Why you should care
It’s your chance to experience colorful art in one of the prettiest regions of New Zealand.
A city of 55,000 people in northern New Zealand that has never made a name for itself abroad might seem a surprising place for an avant-garde architectural masterpiece by one of Central Europe’s greatest 20th-century artists. But by 2020, Whangarei will be home to Friedensreich Hundertwasser’s final architectural design.
Hundertwasser might not be very well known outside Central Europe, but this half-Catholic, half-Jewish Austrian was a visionary when it came to conceptualizing the relationship between humans and their world, and the world and art. Both his paintings and architecture are immensely colorful and full of organically inspired forms. Several of his most prominent architectural works turned previously polluting industrial buildings into eco-friendlier versions of their former selves, such as the Maishima Sludge Center in Japan.
Hundertwasser believed that art must always mirror nature — no straight lines.
Hundertwasser settled in the Bay of Islands area of Northland, New Zealand, in the 1970s, and in 1993, wanted to create an art center in Whangarei. But the politically and aesthetically conservative town rejected his plans, and he died in 2000 without seeing his design come to life. After an often bitter campaign that included a local referendum, the multifaceted art center was given the go-ahead in 2017. And construction on the Hundertwasser Art Centre with Wairau Maori Art Gallery is set for completion in 2020.
Like the artist’s work, the center will be both weird and wonderful. Hundertwasser believed that art must always mirror nature — no straight lines. In his work you’ll find spirals, hand-drawn black-and-white checkerboards, bulbous pillars, onion domes and an iconic New Zealand emblem, the koru (or unfurling silver fern frond).
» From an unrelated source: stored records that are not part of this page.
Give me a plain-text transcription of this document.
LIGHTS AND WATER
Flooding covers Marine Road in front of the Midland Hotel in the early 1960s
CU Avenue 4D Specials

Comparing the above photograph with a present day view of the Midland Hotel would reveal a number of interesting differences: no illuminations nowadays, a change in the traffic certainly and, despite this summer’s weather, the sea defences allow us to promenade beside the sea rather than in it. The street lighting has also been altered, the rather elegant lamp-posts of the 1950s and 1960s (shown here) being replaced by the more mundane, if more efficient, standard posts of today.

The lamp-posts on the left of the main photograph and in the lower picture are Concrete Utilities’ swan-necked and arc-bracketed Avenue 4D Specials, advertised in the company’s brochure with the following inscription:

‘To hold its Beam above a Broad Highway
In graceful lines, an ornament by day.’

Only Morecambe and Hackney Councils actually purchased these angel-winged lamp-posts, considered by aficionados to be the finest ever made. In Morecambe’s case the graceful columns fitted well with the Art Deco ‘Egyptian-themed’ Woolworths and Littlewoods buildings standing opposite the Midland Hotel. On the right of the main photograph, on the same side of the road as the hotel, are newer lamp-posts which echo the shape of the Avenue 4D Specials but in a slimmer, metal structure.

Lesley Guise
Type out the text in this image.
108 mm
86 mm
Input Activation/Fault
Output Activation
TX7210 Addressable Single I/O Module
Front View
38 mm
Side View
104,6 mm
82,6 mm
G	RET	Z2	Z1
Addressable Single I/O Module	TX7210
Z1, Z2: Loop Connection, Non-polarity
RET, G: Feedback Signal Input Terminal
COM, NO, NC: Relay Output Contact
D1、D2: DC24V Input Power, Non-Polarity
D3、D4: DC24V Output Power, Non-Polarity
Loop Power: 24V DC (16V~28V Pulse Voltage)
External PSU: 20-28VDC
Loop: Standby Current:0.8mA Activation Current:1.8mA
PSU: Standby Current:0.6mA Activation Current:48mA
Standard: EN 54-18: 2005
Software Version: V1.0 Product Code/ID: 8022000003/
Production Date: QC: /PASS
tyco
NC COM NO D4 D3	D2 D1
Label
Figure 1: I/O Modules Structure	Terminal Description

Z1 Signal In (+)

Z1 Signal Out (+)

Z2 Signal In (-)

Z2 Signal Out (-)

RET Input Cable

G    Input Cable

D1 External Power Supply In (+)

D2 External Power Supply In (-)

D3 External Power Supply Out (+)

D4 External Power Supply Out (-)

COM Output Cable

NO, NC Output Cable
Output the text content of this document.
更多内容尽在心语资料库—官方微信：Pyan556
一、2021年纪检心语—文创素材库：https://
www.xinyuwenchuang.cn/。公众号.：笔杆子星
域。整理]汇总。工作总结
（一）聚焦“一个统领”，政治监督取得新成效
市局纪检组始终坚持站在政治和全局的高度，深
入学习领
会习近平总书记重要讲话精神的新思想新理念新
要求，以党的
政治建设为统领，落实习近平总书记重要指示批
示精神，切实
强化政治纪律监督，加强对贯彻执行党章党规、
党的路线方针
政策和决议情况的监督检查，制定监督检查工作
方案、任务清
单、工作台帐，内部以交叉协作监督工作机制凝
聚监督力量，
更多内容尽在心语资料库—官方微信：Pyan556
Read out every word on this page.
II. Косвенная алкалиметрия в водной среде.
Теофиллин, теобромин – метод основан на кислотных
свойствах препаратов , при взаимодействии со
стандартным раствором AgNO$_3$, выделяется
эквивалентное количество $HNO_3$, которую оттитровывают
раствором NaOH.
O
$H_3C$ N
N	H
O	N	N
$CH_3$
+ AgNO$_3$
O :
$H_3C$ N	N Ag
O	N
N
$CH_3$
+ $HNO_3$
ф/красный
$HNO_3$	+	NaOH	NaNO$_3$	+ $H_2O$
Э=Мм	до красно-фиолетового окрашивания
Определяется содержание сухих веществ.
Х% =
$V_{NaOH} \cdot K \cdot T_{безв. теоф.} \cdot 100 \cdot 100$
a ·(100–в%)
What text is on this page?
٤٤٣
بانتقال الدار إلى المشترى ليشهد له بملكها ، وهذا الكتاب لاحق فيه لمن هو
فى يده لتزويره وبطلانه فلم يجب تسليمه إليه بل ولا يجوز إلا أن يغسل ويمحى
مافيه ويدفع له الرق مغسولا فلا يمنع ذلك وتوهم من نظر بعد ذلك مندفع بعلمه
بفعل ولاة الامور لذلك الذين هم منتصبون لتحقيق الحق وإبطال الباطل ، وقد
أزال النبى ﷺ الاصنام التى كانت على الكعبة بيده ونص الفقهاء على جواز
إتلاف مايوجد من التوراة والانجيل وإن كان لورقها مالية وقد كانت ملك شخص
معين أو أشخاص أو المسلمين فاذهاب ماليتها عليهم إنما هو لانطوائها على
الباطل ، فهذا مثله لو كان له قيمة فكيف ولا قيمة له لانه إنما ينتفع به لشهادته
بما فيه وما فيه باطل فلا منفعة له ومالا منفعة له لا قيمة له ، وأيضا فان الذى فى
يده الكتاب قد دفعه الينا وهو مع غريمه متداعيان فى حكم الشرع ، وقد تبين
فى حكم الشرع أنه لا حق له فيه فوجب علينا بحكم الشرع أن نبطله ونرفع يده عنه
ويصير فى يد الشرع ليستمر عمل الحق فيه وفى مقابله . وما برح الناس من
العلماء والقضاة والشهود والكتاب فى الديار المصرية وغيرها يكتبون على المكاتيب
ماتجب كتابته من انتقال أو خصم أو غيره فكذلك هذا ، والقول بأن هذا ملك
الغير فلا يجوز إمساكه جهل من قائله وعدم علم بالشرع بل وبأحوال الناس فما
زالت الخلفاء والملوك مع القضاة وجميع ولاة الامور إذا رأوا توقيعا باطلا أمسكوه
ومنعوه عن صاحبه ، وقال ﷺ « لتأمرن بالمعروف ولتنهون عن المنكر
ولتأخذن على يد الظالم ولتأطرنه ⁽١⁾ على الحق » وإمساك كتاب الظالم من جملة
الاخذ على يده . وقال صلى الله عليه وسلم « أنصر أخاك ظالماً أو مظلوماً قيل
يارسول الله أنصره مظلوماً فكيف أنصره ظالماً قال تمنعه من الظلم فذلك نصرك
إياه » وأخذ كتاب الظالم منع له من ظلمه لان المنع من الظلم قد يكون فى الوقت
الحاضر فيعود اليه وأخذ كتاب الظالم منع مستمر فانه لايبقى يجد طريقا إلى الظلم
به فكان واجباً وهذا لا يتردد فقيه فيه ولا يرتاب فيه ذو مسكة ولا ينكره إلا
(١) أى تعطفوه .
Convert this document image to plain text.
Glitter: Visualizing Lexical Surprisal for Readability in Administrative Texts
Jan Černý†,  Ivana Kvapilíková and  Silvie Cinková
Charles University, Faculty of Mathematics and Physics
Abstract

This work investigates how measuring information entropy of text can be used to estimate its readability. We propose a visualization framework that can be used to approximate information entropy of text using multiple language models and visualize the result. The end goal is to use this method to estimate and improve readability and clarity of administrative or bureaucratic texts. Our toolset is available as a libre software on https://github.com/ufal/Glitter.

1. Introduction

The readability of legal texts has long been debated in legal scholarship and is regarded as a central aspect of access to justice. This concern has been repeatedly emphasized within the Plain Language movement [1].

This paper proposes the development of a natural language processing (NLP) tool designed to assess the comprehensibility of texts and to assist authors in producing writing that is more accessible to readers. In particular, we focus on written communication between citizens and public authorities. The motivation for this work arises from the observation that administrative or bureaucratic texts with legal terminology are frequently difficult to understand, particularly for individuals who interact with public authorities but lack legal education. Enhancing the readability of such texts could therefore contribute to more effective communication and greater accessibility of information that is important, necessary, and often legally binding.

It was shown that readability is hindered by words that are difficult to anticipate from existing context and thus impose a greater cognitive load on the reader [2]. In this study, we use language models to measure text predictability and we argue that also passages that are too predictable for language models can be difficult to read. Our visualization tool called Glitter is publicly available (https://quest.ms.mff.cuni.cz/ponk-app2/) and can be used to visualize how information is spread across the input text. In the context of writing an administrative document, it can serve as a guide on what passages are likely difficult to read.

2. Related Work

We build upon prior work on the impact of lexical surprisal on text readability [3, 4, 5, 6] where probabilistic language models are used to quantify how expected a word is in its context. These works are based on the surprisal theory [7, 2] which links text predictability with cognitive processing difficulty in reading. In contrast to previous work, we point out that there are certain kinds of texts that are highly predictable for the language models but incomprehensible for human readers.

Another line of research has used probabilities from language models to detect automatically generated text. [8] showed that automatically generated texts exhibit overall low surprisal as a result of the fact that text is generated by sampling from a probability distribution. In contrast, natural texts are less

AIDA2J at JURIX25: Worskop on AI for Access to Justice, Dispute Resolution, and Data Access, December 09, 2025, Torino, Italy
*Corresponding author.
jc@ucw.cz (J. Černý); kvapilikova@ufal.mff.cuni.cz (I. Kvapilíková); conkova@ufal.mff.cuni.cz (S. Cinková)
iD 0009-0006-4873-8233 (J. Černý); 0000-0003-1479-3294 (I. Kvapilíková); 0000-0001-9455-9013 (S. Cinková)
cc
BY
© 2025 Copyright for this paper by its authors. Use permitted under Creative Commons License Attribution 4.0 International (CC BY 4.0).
His flagship gallery in Vienna, the KunstHausWien — which perhaps gives the best idea of what the center in Whangarei will be like — has undulating floors, “tree tenants” growing from the building and colorful tiling throughout.
While the interior of the new space has not yet been finalized, visitors can expect to see Maori-inspired details and designs, explains Jenny Hill, manager of Hundertwasser HQ in Whangarei. There will also be about 50 of Hundertwasser’s original artworks on loan from Vienna, along with a separate space to celebrate the artworks of the Maori people of New Zealand, for whom Hundertwasser held a deep respect. The Wairau Maori Art Gallery will be the first curated collection of contemporary Maori art in the world. Major works will be loaned by Auckland Art Gallery and Wellington’s Te Papa, Hill says, and all will be Toi Iho–registered — a globally recognized trademark of quality and authenticity in Maori art. The building will be made with recycled materials as much as possible, reflecting Hundertwasser’s commitment to environmentalism.
But travelers passing through Whangarei on the way to Northland’s unparalleled beaches and ancient forests can still get a taste of the museum before 2020. At the Whangarei i-SITE Visitor Information Centre, close to the site of construction, there’s a scale model complete with rooftop garden, golden onion dome and checkered exterior. Just outside, Te Kākano (“the Seed”) is a small decorative lookout structure that was built in 2016 to showcase the skills of local artisans.
This playful but significant gallery is likely to do for Whangarei what Peter Jackson’s Lord of the Rings trilogy did for the country in the early aughts. That is — in a phrase that New Zealanders embrace and scorn in equal measure — put it on the map.